When I talked about the Jesus I know, an evangelical friend told me, “You can’t say “the Jesus I know”. You can’t pick and choose.”
But, of course, I have to go with the Jesus I know from my careful reading, study and near-memorisation of the Gospels over the last decades.
How stupid it would be to go with the Jesus someone else knows! With the Jesus of the evangelicals, or the Jesus of the Calvinists, or the Jesus of the liberals, or the Jesus of the liberation theologians, when the real Jesus both lives within the pages of the Gospels and within my heart, ready to step out of the pages and wreak havoc in my life, should I let him?
* * *
All these people had seen and heard Jesus—Pontius Pilate, Herod, the Pharisees, the Saducees, the Jews, the adoring crowd, which later bayed for his blood, the disciples who loved him, and then abandoned him, the women who stuck by him. They made vastly different things of him.
I mean, Jesus is GOD, for heaven’s sake. None of us can comprehend him wholly and entirely. We all have blind spots, blue-spot cataracts, in our comprehension of him.

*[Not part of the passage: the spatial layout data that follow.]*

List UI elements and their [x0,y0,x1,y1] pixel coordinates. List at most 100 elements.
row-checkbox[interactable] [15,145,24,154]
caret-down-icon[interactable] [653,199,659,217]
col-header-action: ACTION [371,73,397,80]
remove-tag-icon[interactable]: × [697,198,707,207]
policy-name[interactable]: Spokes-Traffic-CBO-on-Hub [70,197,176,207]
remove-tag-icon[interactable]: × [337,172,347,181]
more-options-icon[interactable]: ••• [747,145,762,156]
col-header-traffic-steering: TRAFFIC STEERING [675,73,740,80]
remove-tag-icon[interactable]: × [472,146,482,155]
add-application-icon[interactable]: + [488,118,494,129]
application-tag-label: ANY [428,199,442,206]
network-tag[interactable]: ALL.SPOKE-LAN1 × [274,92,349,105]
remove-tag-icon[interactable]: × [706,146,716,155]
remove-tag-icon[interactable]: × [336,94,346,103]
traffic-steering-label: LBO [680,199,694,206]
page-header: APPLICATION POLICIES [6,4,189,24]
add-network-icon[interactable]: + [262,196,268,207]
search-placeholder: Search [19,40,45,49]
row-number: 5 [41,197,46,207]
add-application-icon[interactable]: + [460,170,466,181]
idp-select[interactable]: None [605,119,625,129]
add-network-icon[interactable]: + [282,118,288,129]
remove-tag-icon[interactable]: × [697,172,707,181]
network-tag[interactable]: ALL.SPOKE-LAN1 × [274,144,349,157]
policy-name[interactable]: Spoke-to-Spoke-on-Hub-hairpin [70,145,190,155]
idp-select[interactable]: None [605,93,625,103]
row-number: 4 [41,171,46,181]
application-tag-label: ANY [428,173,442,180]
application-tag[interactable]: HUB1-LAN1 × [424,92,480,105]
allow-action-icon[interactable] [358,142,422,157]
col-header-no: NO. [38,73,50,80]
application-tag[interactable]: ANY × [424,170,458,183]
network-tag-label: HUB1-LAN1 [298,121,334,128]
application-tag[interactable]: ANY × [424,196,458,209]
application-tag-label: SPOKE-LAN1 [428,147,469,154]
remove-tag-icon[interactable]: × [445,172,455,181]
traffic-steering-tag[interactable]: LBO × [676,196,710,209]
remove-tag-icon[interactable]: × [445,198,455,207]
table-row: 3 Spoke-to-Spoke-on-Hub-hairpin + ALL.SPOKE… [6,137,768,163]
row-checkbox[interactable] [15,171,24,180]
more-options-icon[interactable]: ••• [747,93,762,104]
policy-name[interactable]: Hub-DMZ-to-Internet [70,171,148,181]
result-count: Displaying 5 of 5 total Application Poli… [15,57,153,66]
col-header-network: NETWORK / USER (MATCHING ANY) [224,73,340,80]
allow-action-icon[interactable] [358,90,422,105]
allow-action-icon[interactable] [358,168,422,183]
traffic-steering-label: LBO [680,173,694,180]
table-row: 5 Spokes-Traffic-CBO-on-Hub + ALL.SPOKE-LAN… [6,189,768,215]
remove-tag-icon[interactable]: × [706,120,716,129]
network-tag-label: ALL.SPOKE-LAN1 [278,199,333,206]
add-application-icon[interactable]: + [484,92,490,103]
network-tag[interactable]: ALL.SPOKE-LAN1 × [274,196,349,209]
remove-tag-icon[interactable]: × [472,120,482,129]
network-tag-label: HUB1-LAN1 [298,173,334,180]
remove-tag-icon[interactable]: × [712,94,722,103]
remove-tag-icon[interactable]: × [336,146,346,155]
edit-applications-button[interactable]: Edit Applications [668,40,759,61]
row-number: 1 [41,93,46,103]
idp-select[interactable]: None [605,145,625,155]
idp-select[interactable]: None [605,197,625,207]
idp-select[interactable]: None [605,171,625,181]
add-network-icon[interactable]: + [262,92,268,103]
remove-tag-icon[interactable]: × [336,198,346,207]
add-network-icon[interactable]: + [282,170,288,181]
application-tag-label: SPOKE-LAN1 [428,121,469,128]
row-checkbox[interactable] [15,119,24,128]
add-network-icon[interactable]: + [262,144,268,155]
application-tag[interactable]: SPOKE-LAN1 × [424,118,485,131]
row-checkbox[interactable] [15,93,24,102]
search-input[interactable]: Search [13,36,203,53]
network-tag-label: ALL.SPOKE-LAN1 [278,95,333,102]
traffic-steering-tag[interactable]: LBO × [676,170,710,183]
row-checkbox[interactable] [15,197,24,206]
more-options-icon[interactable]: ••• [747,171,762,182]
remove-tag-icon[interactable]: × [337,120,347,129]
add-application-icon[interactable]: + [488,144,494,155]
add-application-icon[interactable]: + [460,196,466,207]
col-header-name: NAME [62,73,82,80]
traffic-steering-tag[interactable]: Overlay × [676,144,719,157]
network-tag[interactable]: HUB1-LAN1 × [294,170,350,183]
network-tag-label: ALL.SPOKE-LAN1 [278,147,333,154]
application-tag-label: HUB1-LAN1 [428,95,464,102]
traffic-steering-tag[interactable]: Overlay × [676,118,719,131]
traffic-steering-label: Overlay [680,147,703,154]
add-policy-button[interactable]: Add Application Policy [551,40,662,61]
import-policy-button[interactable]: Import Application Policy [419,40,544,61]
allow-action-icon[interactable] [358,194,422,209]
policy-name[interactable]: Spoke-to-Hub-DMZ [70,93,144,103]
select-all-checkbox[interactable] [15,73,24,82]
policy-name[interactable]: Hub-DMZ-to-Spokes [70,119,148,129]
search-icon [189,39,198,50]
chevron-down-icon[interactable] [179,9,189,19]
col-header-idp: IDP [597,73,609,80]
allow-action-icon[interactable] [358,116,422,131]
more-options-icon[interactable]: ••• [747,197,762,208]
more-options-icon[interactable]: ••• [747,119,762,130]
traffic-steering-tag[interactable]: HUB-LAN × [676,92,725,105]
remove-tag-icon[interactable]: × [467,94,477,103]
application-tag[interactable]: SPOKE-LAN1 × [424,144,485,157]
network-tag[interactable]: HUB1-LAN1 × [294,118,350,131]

Why, why, why, are we privileging Calvin’s merciless reading of who goes to heaven, and who doesn’t over our instinctive moral sense and our instinctive knowledge of the Jesus revealed in scripture? We cannot use theology as a stronghold to ensure we are in, and safe, and excused from the rigours of thinking.
WHY should we accept someone else’s pre-digested Jesus, the Jesus of the Catholics, or the Evangelicals or the Jesus of the Calvinists who sends the vast majority of people to hell, the Jesus of those who believe that most of Africa, and Asia and Latin America and Europe will burn in hell, while, they, you see, they accepted Christ in Sunday School aged six and prayed the sinner’s prayer, and so despite a lifetime of greed, cupidity and self-indulgence, they will be in a nice, quiet white heaven.
The Jesus I know is a God of inclusivity, not exclusivity.
Well, all sins and offences shall be forgiven men, Jesus says, so let me not get worked up by stupidity.
* * *
We are made in God’s image. Christ dwells in our heart. When other people’s theology conflicts with our instinctive moral sense, we have to quietly agree to differ, and not sacrifice our common sense, and our instinctive knowledge of God and Christ, to fit in with the dominant theology of our day. Which well may shift within our century.
Salvation is not a theological examination. The sinners prayer is not a shibboleth.
I have family members who are good Catholics, but may not have made a profession of faith Calvin might recognize. Am I afraid that they are in hell? No! I have faith in the goodness of God.
It’s not our works that save us, and it’s not our confessions of faith that save us. And it’s not Scripture that saves us either. It is Christ who saves us because he can, because he is good, and perhaps all our faith contributes but a mustard seed to our salvation, and perhaps all our works contribute but another mustard seed, but ultimately, our eternal destiny, like our earthly destiny, depends on the goodness and mercy of God. Because he is a Father. Because he loves people who are made in his image. Because Jesus shed his blood to atone for the sins of the world.